Friday, August 8, 2008

Thoughts on Watching 45 Minutes of Wolf Blitzer on the Situation Room

Yes, it was personally immoral for John Edwards to cheat on his cancer-stricken wife. Yes, it was also irresponsible for him to keep this to himself as he ran for president. Yes, it does raise questions that the MSM sat on these allegations for about three weeks.

But, Wolf, when I watch 45 minutes of The Situation Room and see you spending 40 of those minutes on a close reading of Edwards's public statement, while Russia is sending tanks into and declaring war on a soverign nation that is important to our security interests in the reason, it's not really John Edwards's judgement that I'm all worked up about.

5 comments:

Chris Pagliarella said...

I was sitting in the same place, watching the same show, thinking the same thing.

It was especially weird because their tagline for the Russian invasion was "Fear of All-Out War". Since when does "Sex Scandal" beat "ALL OUT WAR" on the story rankings?

The Reactionary Epicurean said...

Chris:

Since forever in this country. Bill Clinton learned that when he invaded Serbia.

Leah:

Why was it immoral for Edwards to conceal his infidelity when running for President?

Leah said...

It was irresponsible of Edwards to mount a campaign for President while keeping this under wraps. You can't ask voters to campaign for you knowing this is lurking as an October surprise. If Edwards were the nominee (or even the VP)and this were coming out two weeks before the convention, he might as well conceed. It's a high stakes election, and this would sink the Dems, could even hurt congressional races.

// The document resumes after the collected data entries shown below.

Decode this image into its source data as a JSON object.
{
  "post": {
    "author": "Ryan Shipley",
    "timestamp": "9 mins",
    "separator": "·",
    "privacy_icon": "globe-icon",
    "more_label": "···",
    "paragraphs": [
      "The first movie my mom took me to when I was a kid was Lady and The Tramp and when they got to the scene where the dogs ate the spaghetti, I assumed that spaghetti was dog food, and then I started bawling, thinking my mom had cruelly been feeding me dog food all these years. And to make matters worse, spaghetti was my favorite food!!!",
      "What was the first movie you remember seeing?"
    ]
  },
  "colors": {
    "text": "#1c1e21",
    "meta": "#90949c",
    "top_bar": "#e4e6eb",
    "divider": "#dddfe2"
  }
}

(Note, this isn't to say that fidelity to your wife is the highest qualification for President, but a candidate still going through paternity tests in September isn't going anywhere in November).

The Reactionary Epicurean said...

Gotcha. I didn't know you were making a "playing craps with the election" argument. That seems more valid.

I may be in the minority, but I say that in the hypothetical situation where Edwards knew there was zero-chance of this coming out, his lying to the voters is justified. A man's private life is no business of the masses.

Leah said...

Agreed, Will. I'd rather these stories were never relevant.

Though even in that case, I'd have a bit of an issue with him running on his family life (particularly later in the campaign, when everyone lost interest). When Elizabeth was diagnosed, the two of them went around explaining their personal virtue demonstrated his political virtue.

If you don't want your personal life in the campaign, don't run on it.